The often ignorant approaches used by the Western media in their coverage of all things Africa are all too familiar to many of us. They are not hard to find. I’ve come across some excellent cringe-worthy ones just this week. ‘Out of Africa, fashion’s new black’ was published in the Life and Style section of The Age newspaper. The article itself is about the ongoing Melbourne Fashion Festival, but in order to know that you must get past the opening paragraph which reads:
ANGELIQUE Deng was 12 when she arrived at Kakuma, the “hot and dusty” refugee camp in northern Kenya that would be her home for more than two years. Her real home was in Tonj, in south Sudan, where she lived with her parents and younger siblings until civil unrest forced them to flee. Her memories of Kakuma, which means “nowhere” in Swahili, are full of sadness, because it was here she watched her mother die. “I didn’t know what was happening. I thought she was just going to sleep,” she said. Her mother had been sick from a malarial infection.
In just these opening lines we have a big part of East Africa summarized for us: refugee camps, civil unrest, malaria, death, sadness and grief. How much bleaker can it possibly get?
Another stellar example was Newsweek’s review of the new television show The No. 1 Ladies’ Detective Agency titled ‘Put on a Happy Face.’ You can read the review to see how the author questions the overly optimistic and escapist tone of the show, seeing that “there are no wailing babies with swollen bellies, no violent political uprisings and nary a hemorrhagic fever to be found.” We all know that Africa (Botswana in this case) couldn’t possibly be that great and is in fact ridden with HIV and infidelity as the author reminds us.
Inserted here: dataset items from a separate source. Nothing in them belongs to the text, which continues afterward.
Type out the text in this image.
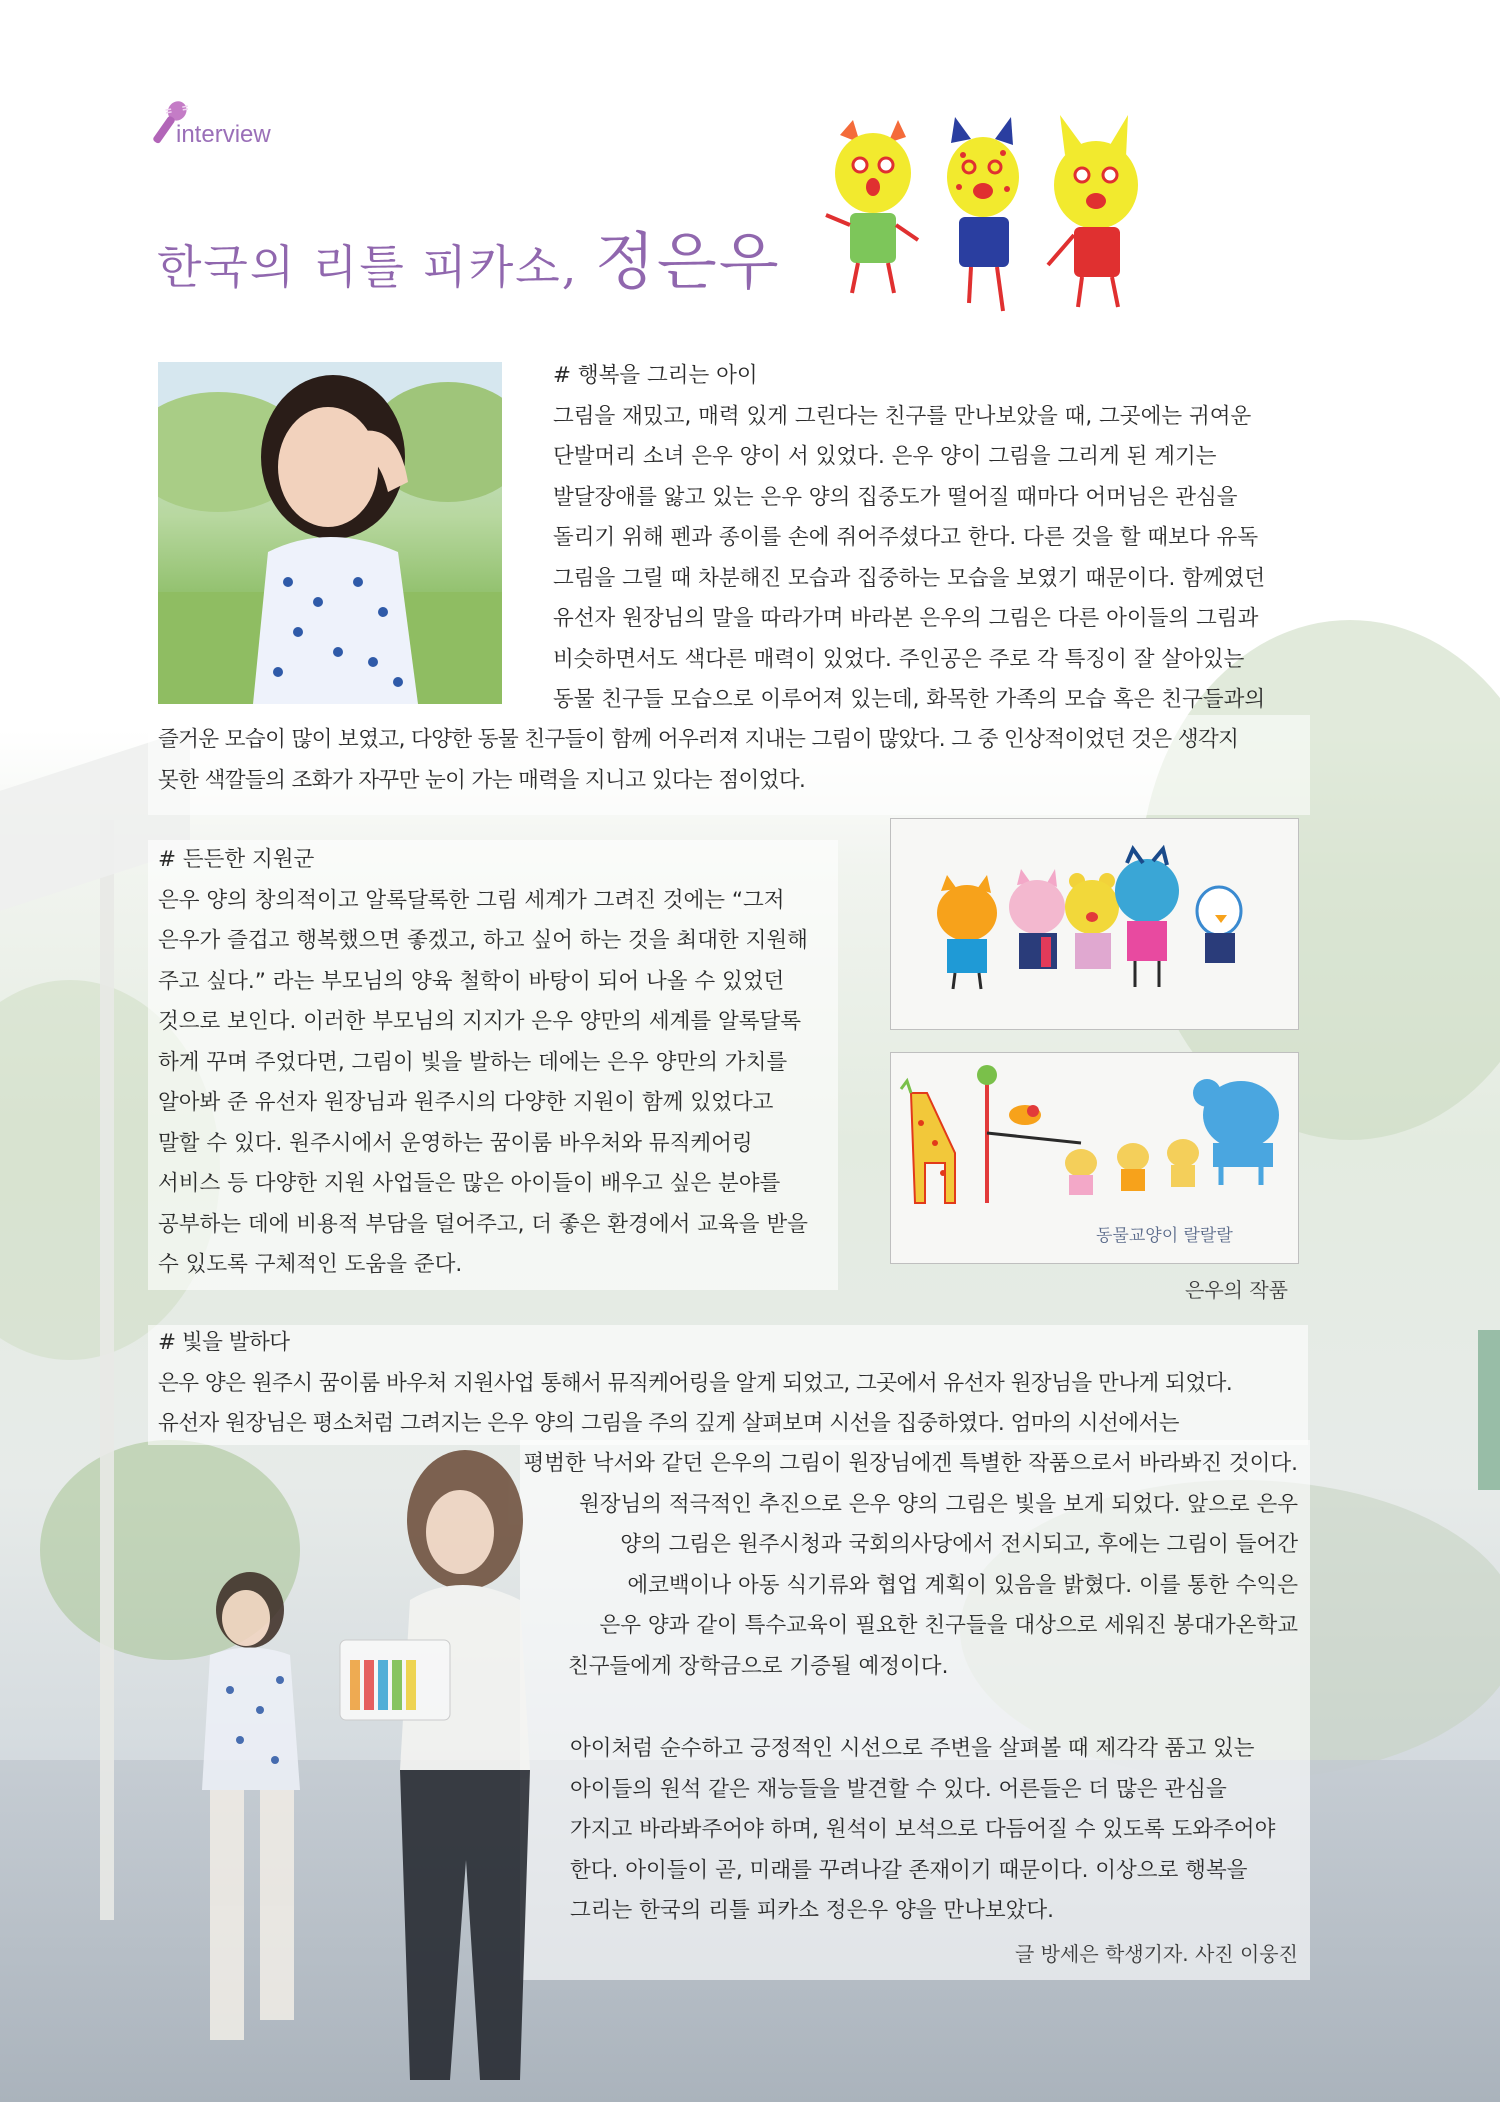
interview
한국의 리틀 피카소, 정은우
# 행복을 그리는 아이
그림을 재밌고, 매력 있게 그린다는 친구를 만나보았을 때, 그곳에는 귀여운
단발머리 소녀 은우 양이 서 있었다. 은우 양이 그림을 그리게 된 계기는
발달장애를 앓고 있는 은우 양의 집중도가 떨어질 때마다 어머님은 관심을
돌리기 위해 펜과 종이를 손에 쥐어주셨다고 한다. 다른 것을 할 때보다 유독
그림을 그릴 때 차분해진 모습과 집중하는 모습을 보였기 때문이다. 함께였던
유선자 원장님의 말을 따라가며 바라본 은우의 그림은 다른 아이들의 그림과
비슷하면서도 색다른 매력이 있었다. 주인공은 주로 각 특징이 잘 살아있는
동물 친구들 모습으로 이루어져 있는데, 화목한 가족의 모습 혹은 친구들과의
즐거운 모습이 많이 보였고, 다양한 동물 친구들이 함께 어우러져 지내는 그림이 많았다. 그 중 인상적이었던 것은 생각지
못한 색깔들의 조화가 자꾸만 눈이 가는 매력을 지니고 있다는 점이었다.
# 든든한 지원군
은우 양의 창의적이고 알록달록한 그림 세계가 그려진 것에는 “그저
은우가 즐겁고 행복했으면 좋겠고, 하고 싶어 하는 것을 최대한 지원해
주고 싶다.” 라는 부모님의 양육 철학이 바탕이 되어 나올 수 있었던
것으로 보인다. 이러한 부모님의 지지가 은우 양만의 세계를 알록달록
하게 꾸며 주었다면, 그림이 빛을 발하는 데에는 은우 양만의 가치를
알아봐 준 유선자 원장님과 원주시의 다양한 지원이 함께 있었다고
말할 수 있다. 원주시에서 운영하는 꿈이룸 바우처와 뮤직케어링
서비스 등 다양한 지원 사업들은 많은 아이들이 배우고 싶은 분야를
공부하는 데에 비용적 부담을 덜어주고, 더 좋은 환경에서 교육을 받을
수 있도록 구체적인 도움을 준다.
동물교양이 랄랄랄
은우의 작품
# 빛을 발하다
은우 양은 원주시 꿈이룸 바우처 지원사업 통해서 뮤직케어링을 알게 되었고, 그곳에서 유선자 원장님을 만나게 되었다.
유선자 원장님은 평소처럼 그려지는 은우 양의 그림을 주의 깊게 살펴보며 시선을 집중하였다. 엄마의 시선에서는
평범한 낙서와 같던 은우의 그림이 원장님에겐 특별한 작품으로서 바라봐진 것이다.
원장님의 적극적인 추진으로 은우 양의 그림은 빛을 보게 되었다. 앞으로 은우
양의 그림은 원주시청과 국회의사당에서 전시되고, 후에는 그림이 들어간
에코백이나 아동 식기류와 협업 계획이 있음을 밝혔다. 이를 통한 수익은
은우 양과 같이 특수교육이 필요한 친구들을 대상으로 세워진 봉대가온학교
친구들에게 장학금으로 기증될 예정이다.
아이처럼 순수하고 긍정적인 시선으로 주변을 살펴볼 때 제각각 품고 있는
아이들의 원석 같은 재능들을 발견할 수 있다. 어른들은 더 많은 관심을
가지고 바라봐주어야 하며, 원석이 보석으로 다듬어질 수 있도록 도와주어야
한다. 아이들이 곧, 미래를 꾸려나갈 존재이기 때문이다. 이상으로 행복을
그리는 한국의 리틀 피카소 정은우 양을 만나보았다.
글 방세은 학생기자. 사진 이웅진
A recent CNN video titled ‘African Albinos become prey’ (on the tragic killings of Albino children in Tanzania) is more characteristic of the narrative that often accompanies ‘deviant traditional practices,’ particularly ‘witchcraft’ which continues to be a popular stereotype associated with indigenous African peoples.
The challenge: how do we (as responsible writers, both African and non-African) present real stories and experiences that show the realities of the continent without perpetuating unrealistic and detrimental stereotypes? Africa is not as destitute, hopeless or ‘primitive’ as it is often portrayed to be, but at the same time not purely exotic and romantic. We need to find a good balance and design a more accurate image of our continent before we are sucked into all this negativity.